Rye Patch looks to bounce back with new resource estimate

Rye Patch Gold (RPM-V) failed to tap into the market support it enjoyed as recently as a month ago with its latest news from the Lincoln Hill project in Nevada.

The company, which took a hit to its market cap after it learned that Barrick Gold (ABX-T, ABX-N) was exercising its pre-emptive right to acquire Centerra Gold’s (CG-T) stake in the Ren gold project, thus killing a deal for the stake between Rye Patch and Centerra, looked to turn the page by issuing its first National Instrument 43-101 compliant resource estimate for Lincoln Hill.

The wholly owned project, which sits roughly 160-km northeast of Reno in west-central Nevada, is one of three key sites the company is exploring along Nevada’s emerging Oreana trend.

The study puts 17.2 million tonnes grading 0.69 grams gold and 17.4 grams silver for 380,000 oz. of gold and 9.5 million oz. of silver in the inferred category using a 0.343 gold equivalent cutoff grade

Rye Patch’s president and chief executive, Bill Howald, says the estimate proves up the potential of the Oreana trend overall, as Rye Patch has already released estimates for its Wilco and Jessup projects.

“With Wilco, Jessup and now the Lincoln Hill resource estimates complete, the increased gold and silver resources suggest that the Oreana trend has significant potential and scale,” Howald said in a statement.

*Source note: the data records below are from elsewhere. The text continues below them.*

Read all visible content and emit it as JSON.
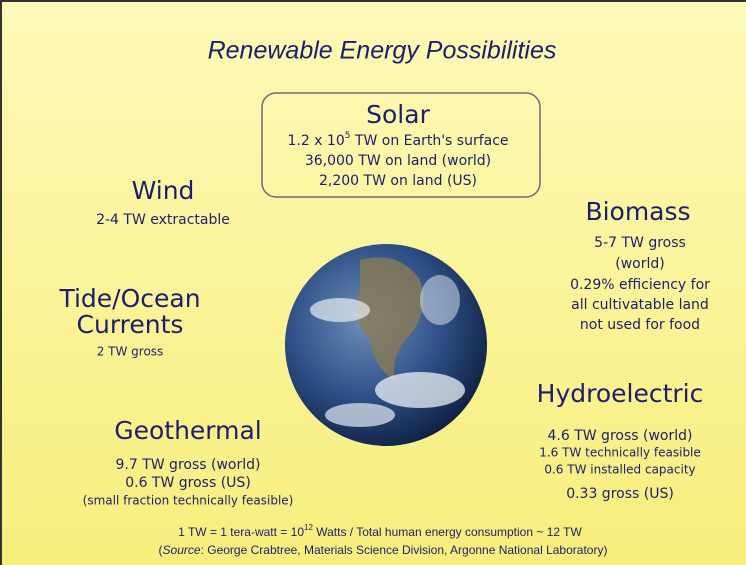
{
  "title": "Renewable Energy Possibilities",
  "solar": {
    "heading": "Solar",
    "lines": [
      {
        "base": "1.2 x 10",
        "sup": "5",
        "rest": " TW on Earth's surface"
      },
      "36,000 TW on land (world)",
      "2,200 TW on land (US)"
    ]
  },
  "wind": {
    "heading": "Wind",
    "lines": [
      "2-4 TW extractable"
    ]
  },
  "biomass": {
    "heading": "Biomass",
    "lines": [
      "5-7 TW gross",
      "(world)",
      "0.29% efficiency for",
      "all cultivatable land",
      "not used for food"
    ]
  },
  "tide_ocean": {
    "heading": [
      "Tide/Ocean",
      "Currents"
    ],
    "lines": [
      "2 TW gross"
    ]
  },
  "hydroelectric": {
    "heading": "Hydroelectric",
    "lines": [
      "4.6 TW gross (world)",
      "1.6 TW technically feasible",
      "0.6 TW installed capacity",
      "0.33 gross (US)"
    ]
  },
  "geothermal": {
    "heading": "Geothermal",
    "lines": [
      "9.7 TW gross (world)",
      "0.6 TW gross (US)",
      "(small fraction technically feasible)"
    ]
  },
  "footer": {
    "definition": {
      "base": "1 TW = 1 tera-watt = 10",
      "sup": "12",
      "rest": " Watts / Total human energy consumption ~ 12 TW"
    },
    "source": {
      "open": "(",
      "label": "Source",
      "rest": ": George Crabtree, Materials Science Division, Argonne National Laboratory)"
    }
  }
}
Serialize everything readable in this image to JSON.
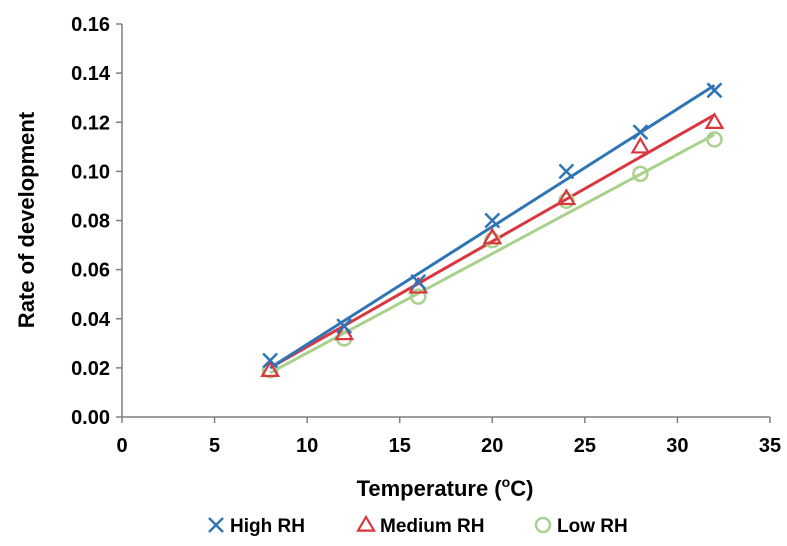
{
  "chart_data": {
    "type": "scatter",
    "xlabel": "Temperature (",
    "xlabel_sup": "o",
    "xlabel_tail": "C)",
    "ylabel": "Rate of development",
    "xlim": [
      0,
      35
    ],
    "ylim": [
      0,
      0.16
    ],
    "xticks": [
      "0",
      "5",
      "10",
      "15",
      "20",
      "25",
      "30",
      "35"
    ],
    "yticks": [
      "0.00",
      "0.02",
      "0.04",
      "0.06",
      "0.08",
      "0.10",
      "0.12",
      "0.14",
      "0.16"
    ],
    "grid": false,
    "legend_position": "bottom",
    "series": [
      {
        "name": "High RH",
        "marker": "x",
        "color": "#2E75B6",
        "x": [
          8,
          12,
          16,
          20,
          24,
          28,
          32
        ],
        "y": [
          0.023,
          0.037,
          0.055,
          0.08,
          0.1,
          0.116,
          0.133
        ],
        "trendline": [
          [
            8,
            0.02
          ],
          [
            32,
            0.135
          ]
        ]
      },
      {
        "name": "Medium RH",
        "marker": "triangle",
        "color": "#D9363E",
        "x": [
          8,
          12,
          16,
          20,
          24,
          28,
          32
        ],
        "y": [
          0.019,
          0.034,
          0.053,
          0.073,
          0.089,
          0.11,
          0.12
        ],
        "trendline": [
          [
            8,
            0.02
          ],
          [
            32,
            0.123
          ]
        ]
      },
      {
        "name": "Low RH",
        "marker": "circle",
        "color": "#A9D18E",
        "x": [
          8,
          12,
          16,
          20,
          24,
          28,
          32
        ],
        "y": [
          0.019,
          0.032,
          0.049,
          0.072,
          0.088,
          0.099,
          0.113
        ],
        "trendline": [
          [
            8,
            0.018
          ],
          [
            32,
            0.115
          ]
        ]
      }
    ]
  }
}
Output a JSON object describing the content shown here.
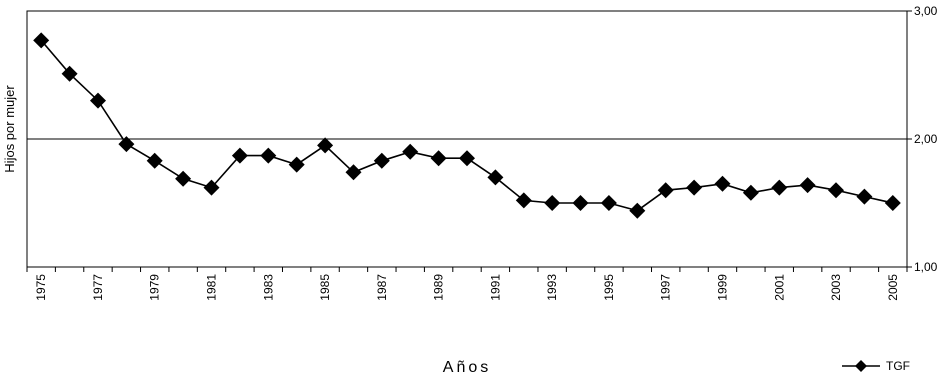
{
  "chart_data": {
    "type": "line",
    "title": "",
    "xlabel": "Años",
    "ylabel": "Hijos por mujer",
    "x": [
      1975,
      1976,
      1977,
      1978,
      1979,
      1980,
      1981,
      1982,
      1983,
      1984,
      1985,
      1986,
      1987,
      1988,
      1989,
      1990,
      1991,
      1992,
      1993,
      1994,
      1995,
      1996,
      1997,
      1998,
      1999,
      2000,
      2001,
      2002,
      2003,
      2004,
      2005
    ],
    "x_tick_labels": [
      "1975",
      "1977",
      "1979",
      "1981",
      "1983",
      "1985",
      "1987",
      "1989",
      "1991",
      "1993",
      "1995",
      "1997",
      "1999",
      "2001",
      "2003",
      "2005"
    ],
    "y_tick_labels": [
      "1,00",
      "2,00",
      "3,00"
    ],
    "y_ticks": [
      1,
      2,
      3
    ],
    "ylim": [
      1,
      3
    ],
    "y_axis_side": "right",
    "gridlines": [
      2
    ],
    "legend_position": "bottom-right",
    "series": [
      {
        "name": "TGF",
        "color": "#000000",
        "marker": "diamond",
        "values": [
          2.77,
          2.51,
          2.3,
          1.96,
          1.83,
          1.69,
          1.62,
          1.87,
          1.87,
          1.8,
          1.95,
          1.74,
          1.83,
          1.9,
          1.85,
          1.85,
          1.7,
          1.52,
          1.5,
          1.5,
          1.5,
          1.44,
          1.6,
          1.62,
          1.65,
          1.58,
          1.62,
          1.64,
          1.6,
          1.55,
          1.5
        ]
      }
    ]
  }
}
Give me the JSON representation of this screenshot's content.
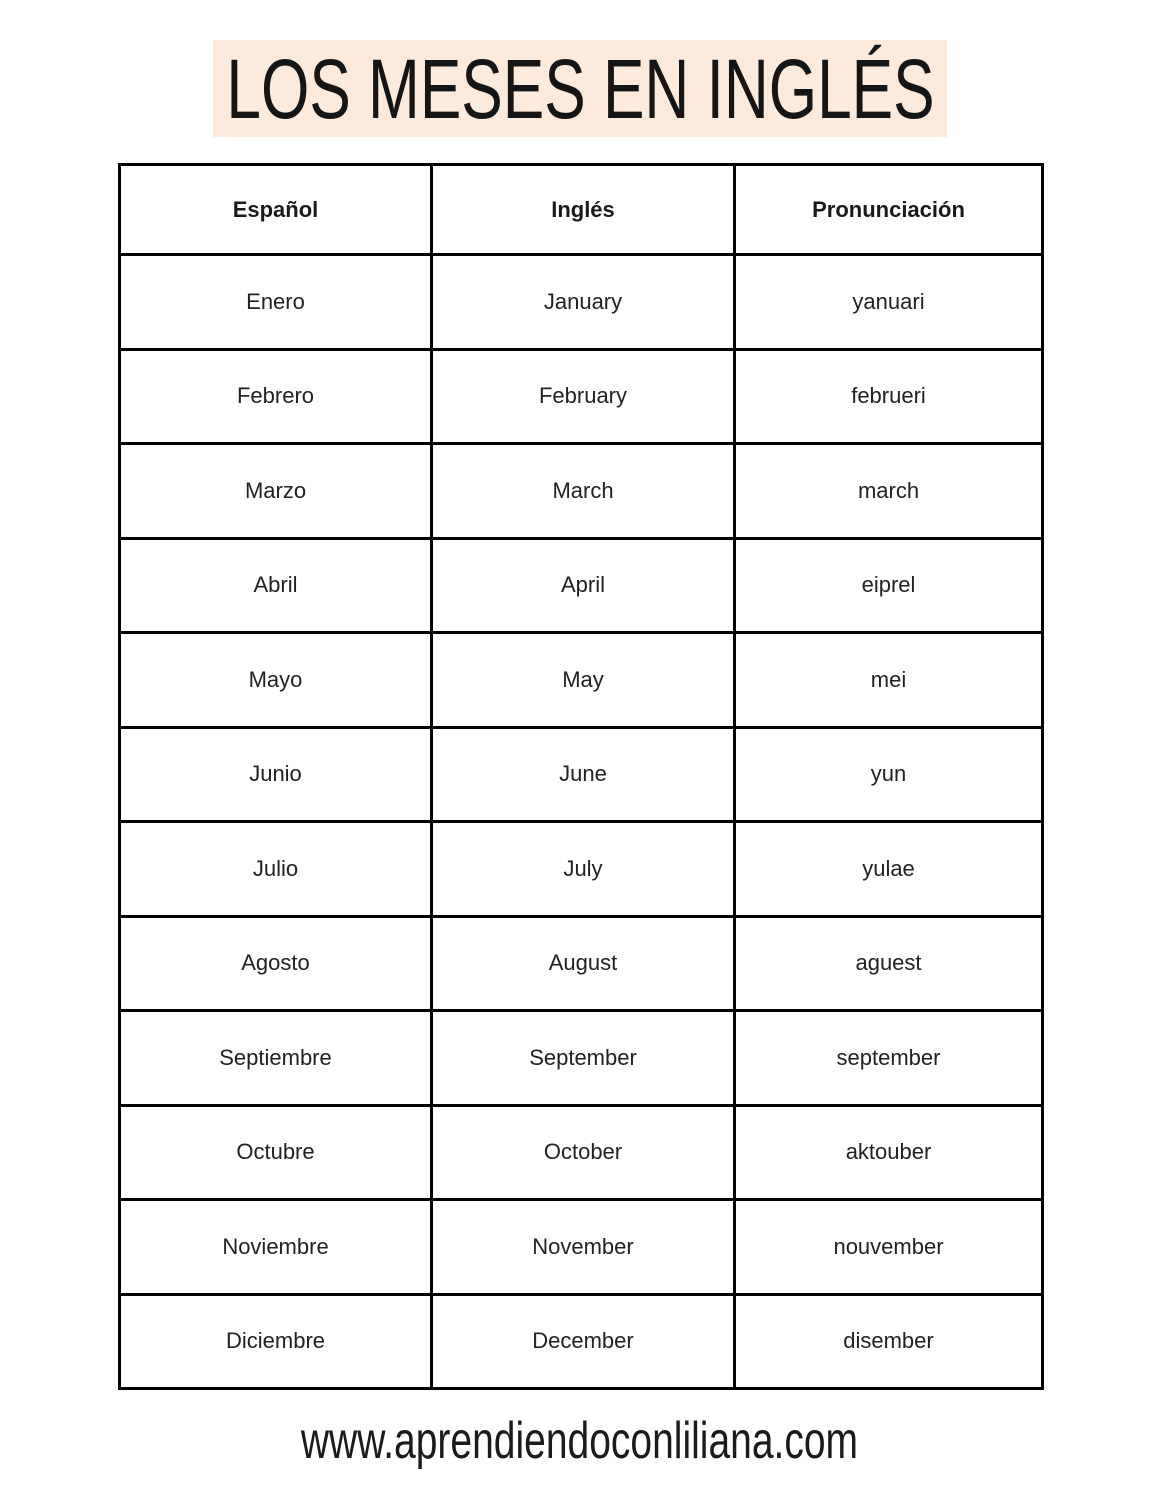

Together Wilco and Jessup have 1.16 gold equivalent ounces in the measured and indicated category and another 2.1 million gold equivalent ounces in the inferred category.

The resource estimate for Lincoln Hill was based on 49 drill holes — 43 of which were reverse circulation holes.

Rye Patch describes the deposit as a stockwork zone at surface with high-grade feeder structures internal to the main mineralized body.

In Toronto on May 18 the company’s shares were off 5% to 18¢ on 184,000 shares traded on a day when the TSX Global Gold Index was off a single percentage point as the price of gold fell US$6.10 to US$1,222.

Rye Patch shares had traded for as much as 34¢ in early April before the company announced that the deal for Ren had fallen through.